Other poems in the book examine historical figures like Louis Armstrong and Lenny Breau, highlighting the immortalizing effect of artistic expression.

The style is influenced by some writers, particularly Patrick Friesen and Robert Kroetsch. In Ending With Music the poetic style tends to be unadorned, while there is some use of sonnets and rhyming schemes.

==== Fear Not (2008) ====
Fear Not, published by Turnstone Press in 2008, is a collection of poems that parody the self-help topics in the Gideon Bible. The poems intermingle biblical passages with contemporary self-help and advertising language. Poems are based upon the directory at the end of the Gideon Bible that suggests readings based on the readers state of mind, such as "Tempted to Lie". Although based on the Gideon Bible the subject matter of the poems often diverge to reference pop culture, the holocaust and his family. Formally, this book represents a significant stylistic departure from his first book,Ending with Music. The poems are set up in two columns, like the King James Bible but use traditional formal shapes of English poetry (sonnet, sestina, nonce form).

=== Non-fiction ===
==== Memoir of a Living Disease (2005) ====
Memoir of a Living Disease, published by Great Plains Publication in 2005, is a non-fiction history of the treatment and current impact of tuberculosis in the world, focusing on Manitoba. The book deals with a First Nations community that had one of the highest rates of tuberculosis infection in Canada, a result of poverty and sub-standard housing. The book includes interviews with about 60 front-line tuberculosis researchers and medical practitioners.

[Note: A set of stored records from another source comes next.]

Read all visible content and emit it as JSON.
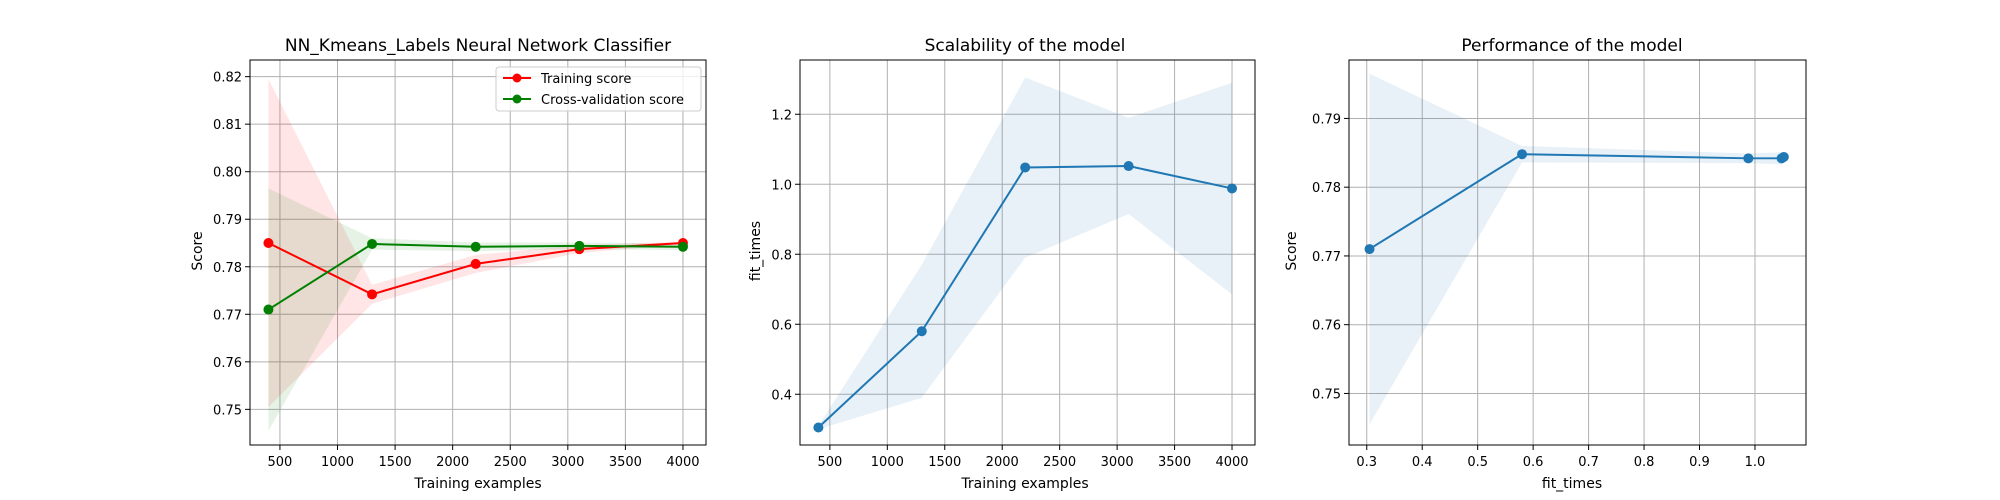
{
  "chart_data": [
    {
      "type": "line",
      "title": "NN_Kmeans_Labels Neural Network Classifier",
      "xlabel": "Training examples",
      "ylabel": "Score",
      "xlim": [
        240,
        4200
      ],
      "ylim": [
        0.7425,
        0.8235
      ],
      "xticks": [
        500,
        1000,
        1500,
        2000,
        2500,
        3000,
        3500,
        4000
      ],
      "xtick_labels": [
        "500",
        "1000",
        "1500",
        "2000",
        "2500",
        "3000",
        "3500",
        "4000"
      ],
      "yticks": [
        0.75,
        0.76,
        0.77,
        0.78,
        0.79,
        0.8,
        0.81,
        0.82
      ],
      "ytick_labels": [
        "0.75",
        "0.76",
        "0.77",
        "0.78",
        "0.79",
        "0.80",
        "0.81",
        "0.82"
      ],
      "grid": true,
      "legend": "top-right",
      "x": [
        400,
        1300,
        2200,
        3100,
        4000
      ],
      "series": [
        {
          "name": "Training score",
          "color": "#ff0000",
          "values": [
            0.785,
            0.7742,
            0.7806,
            0.7837,
            0.785
          ],
          "band_upper": [
            0.8195,
            0.7762,
            0.7825,
            0.7845,
            0.7853
          ],
          "band_lower": [
            0.7505,
            0.7722,
            0.7787,
            0.7829,
            0.7847
          ]
        },
        {
          "name": "Cross-validation score",
          "color": "#008000",
          "values": [
            0.771,
            0.7848,
            0.7842,
            0.7844,
            0.7842
          ],
          "band_upper": [
            0.7965,
            0.786,
            0.7851,
            0.7851,
            0.7849
          ],
          "band_lower": [
            0.7455,
            0.7836,
            0.7833,
            0.7837,
            0.7835
          ]
        }
      ]
    },
    {
      "type": "line",
      "title": "Scalability of the model",
      "xlabel": "Training examples",
      "ylabel": "fit_times",
      "xlim": [
        240,
        4200
      ],
      "ylim": [
        0.255,
        1.355
      ],
      "xticks": [
        500,
        1000,
        1500,
        2000,
        2500,
        3000,
        3500,
        4000
      ],
      "xtick_labels": [
        "500",
        "1000",
        "1500",
        "2000",
        "2500",
        "3000",
        "3500",
        "4000"
      ],
      "yticks": [
        0.4,
        0.6,
        0.8,
        1.0,
        1.2
      ],
      "ytick_labels": [
        "0.4",
        "0.6",
        "0.8",
        "1.0",
        "1.2"
      ],
      "grid": true,
      "x": [
        400,
        1300,
        2200,
        3100,
        4000
      ],
      "series": [
        {
          "color": "#1f77b4",
          "values": [
            0.305,
            0.58,
            1.048,
            1.052,
            0.988
          ],
          "band_upper": [
            0.31,
            0.77,
            1.305,
            1.19,
            1.29
          ],
          "band_lower": [
            0.3,
            0.39,
            0.79,
            0.915,
            0.685
          ]
        }
      ]
    },
    {
      "type": "line",
      "title": "Performance of the model",
      "xlabel": "fit_times",
      "ylabel": "Score",
      "xlim": [
        0.268,
        1.092
      ],
      "ylim": [
        0.7425,
        0.7985
      ],
      "xticks": [
        0.3,
        0.4,
        0.5,
        0.6,
        0.7,
        0.8,
        0.9,
        1.0
      ],
      "xtick_labels": [
        "0.3",
        "0.4",
        "0.5",
        "0.6",
        "0.7",
        "0.8",
        "0.9",
        "1.0"
      ],
      "yticks": [
        0.75,
        0.76,
        0.77,
        0.78,
        0.79
      ],
      "ytick_labels": [
        "0.75",
        "0.76",
        "0.77",
        "0.78",
        "0.79"
      ],
      "grid": true,
      "x": [
        0.305,
        0.58,
        0.988,
        1.048,
        1.052
      ],
      "series": [
        {
          "color": "#1f77b4",
          "values": [
            0.771,
            0.7848,
            0.7842,
            0.7842,
            0.7844
          ],
          "band_upper": [
            0.7965,
            0.786,
            0.7849,
            0.7851,
            0.7851
          ],
          "band_lower": [
            0.7455,
            0.7836,
            0.7835,
            0.7833,
            0.7837
          ]
        }
      ]
    }
  ]
}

The book was commissioned by the Manitoban chapter of the Canadian Lung Association for their tuberculosis treatment program.

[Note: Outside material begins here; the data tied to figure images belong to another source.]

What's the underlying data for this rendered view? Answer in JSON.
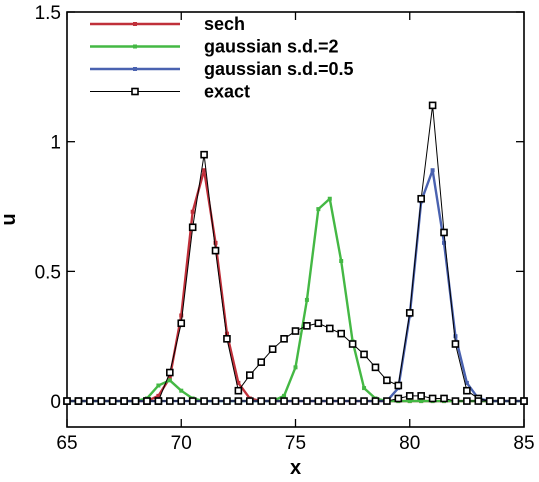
{
  "chart_data": {
    "type": "line",
    "title": "",
    "xlabel": "x",
    "ylabel": "u",
    "xlim": [
      65,
      85
    ],
    "ylim": [
      -0.1,
      1.5
    ],
    "xticks": [
      65,
      70,
      75,
      80,
      85
    ],
    "xtick_labels": [
      "65",
      "70",
      "75",
      "80",
      "85"
    ],
    "yticks": [
      0,
      0.5,
      1,
      1.5
    ],
    "ytick_labels": [
      "0",
      "0.5",
      "1",
      "1.5"
    ],
    "grid": false,
    "legend_position": "top-left",
    "series": [
      {
        "name": "sech",
        "color": "#c0303a",
        "stroke_width": 2.4,
        "marker_style": "small-filled",
        "x": [
          65,
          65.5,
          66,
          66.5,
          67,
          67.5,
          68,
          68.5,
          69,
          69.5,
          70,
          70.5,
          71,
          71.5,
          72,
          72.5,
          73,
          73.5,
          74,
          74.5,
          75,
          75.5,
          76,
          76.5,
          77,
          77.5,
          78,
          78.5,
          79,
          79.5,
          80,
          80.5,
          81,
          81.5,
          82,
          82.5,
          83,
          83.5,
          84,
          84.5,
          85
        ],
        "y": [
          0,
          0,
          0,
          0,
          0,
          0,
          0,
          0,
          0.02,
          0.09,
          0.33,
          0.73,
          0.89,
          0.61,
          0.26,
          0.07,
          0.01,
          0,
          0,
          0,
          0,
          0,
          0,
          0,
          0,
          0,
          0,
          0,
          0,
          0,
          0,
          0,
          0,
          0,
          0,
          0,
          0,
          0,
          0,
          0,
          0
        ]
      },
      {
        "name": "gaussian s.d.=2",
        "color": "#44b844",
        "stroke_width": 2.4,
        "marker_style": "small-filled",
        "x": [
          65,
          65.5,
          66,
          66.5,
          67,
          67.5,
          68,
          68.5,
          69,
          69.5,
          70,
          70.5,
          71,
          71.5,
          72,
          72.5,
          73,
          73.5,
          74,
          74.5,
          75,
          75.5,
          76,
          76.5,
          77,
          77.5,
          78,
          78.5,
          79,
          79.5,
          80,
          80.5,
          81,
          81.5,
          82,
          82.5,
          83,
          83.5,
          84,
          84.5,
          85
        ],
        "y": [
          0,
          0,
          0,
          0,
          0,
          0,
          0,
          0.01,
          0.06,
          0.08,
          0.04,
          0.01,
          0,
          0,
          0,
          0,
          0,
          0,
          0,
          0.02,
          0.13,
          0.39,
          0.74,
          0.78,
          0.54,
          0.23,
          0.05,
          0.01,
          0,
          0,
          0,
          0,
          0,
          0,
          0,
          0,
          0,
          0,
          0,
          0,
          0
        ]
      },
      {
        "name": "gaussian s.d.=0.5",
        "color": "#4a62b0",
        "stroke_width": 2.4,
        "marker_style": "small-filled",
        "x": [
          65,
          65.5,
          66,
          66.5,
          67,
          67.5,
          68,
          68.5,
          69,
          69.5,
          70,
          70.5,
          71,
          71.5,
          72,
          72.5,
          73,
          73.5,
          74,
          74.5,
          75,
          75.5,
          76,
          76.5,
          77,
          77.5,
          78,
          78.5,
          79,
          79.5,
          80,
          80.5,
          81,
          81.5,
          82,
          82.5,
          83,
          83.5,
          84,
          84.5,
          85
        ],
        "y": [
          0,
          0,
          0,
          0,
          0,
          0,
          0,
          0,
          0,
          0,
          0,
          0,
          0,
          0,
          0,
          0,
          0,
          0,
          0,
          0,
          0,
          0,
          0,
          0,
          0,
          0,
          0,
          0,
          0,
          0.05,
          0.33,
          0.77,
          0.89,
          0.61,
          0.25,
          0.07,
          0.01,
          0,
          0,
          0,
          0
        ]
      },
      {
        "name": "exact",
        "color": "#000000",
        "stroke_width": 1,
        "marker_style": "hollow-square",
        "x": [
          65,
          65.5,
          66,
          66.5,
          67,
          67.5,
          68,
          68.5,
          69,
          69.5,
          70,
          70.5,
          71,
          71.5,
          72,
          72.5,
          73,
          73.5,
          74,
          74.5,
          75,
          75.5,
          76,
          76.5,
          77,
          77.5,
          78,
          78.5,
          79,
          79.5,
          80,
          80.5,
          81,
          81.5,
          82,
          82.5,
          83,
          83.5,
          84,
          84.5,
          85
        ],
        "y": [
          0,
          0,
          0,
          0,
          0,
          0,
          0,
          0,
          0,
          0.11,
          0.3,
          0.67,
          0.95,
          0.58,
          0.24,
          0.04,
          0.1,
          0.15,
          0.2,
          0.24,
          0.27,
          0.29,
          0.3,
          0.28,
          0.26,
          0.22,
          0.18,
          0.13,
          0.08,
          0.06,
          0.34,
          0.78,
          1.14,
          0.65,
          0.22,
          0.04,
          0.01,
          0,
          0,
          0,
          0
        ]
      },
      {
        "name": "",
        "color": "#000000",
        "stroke_width": 1,
        "marker_style": "hollow-square",
        "x": [
          65,
          65.5,
          66,
          66.5,
          67,
          67.5,
          68,
          68.5,
          69,
          69.5,
          70,
          70.5,
          71,
          71.5,
          72,
          72.5,
          73,
          73.5,
          74,
          74.5,
          75,
          75.5,
          76,
          76.5,
          77,
          77.5,
          78,
          78.5,
          79,
          79.5,
          80,
          80.5,
          81,
          81.5,
          82,
          82.5,
          83,
          83.5,
          84,
          84.5,
          85
        ],
        "y": [
          0,
          0,
          0,
          0,
          0,
          0,
          0,
          0,
          0,
          0,
          0,
          0,
          0,
          0,
          0,
          0,
          0,
          0,
          0,
          0,
          0,
          0,
          0,
          0,
          0,
          0,
          0,
          0,
          0,
          0.01,
          0.02,
          0.02,
          0.01,
          0.01,
          0,
          0,
          0,
          0,
          0,
          0,
          0
        ]
      }
    ]
  }
}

==Awards and nominations==
- 2003: Ending With Music is nominated for the Eileen McTavish Sykes Award for Best First Book
- 2003: The John Hirsch Award for Most Promising Manitoba Writer
- 2006: Winner of a Margaret McWilliams Award from the Manitoba Historical Society for Memoir of a Living Disease
- 2009: Winner of the ReLit Award for Poetry for Fear Not
- 2009: Nominated for the McNally Robinson Book of the Year Award for Fear Not.
- 2009: Nominated for the Aqua Books Lansdowne Prize for Poetry.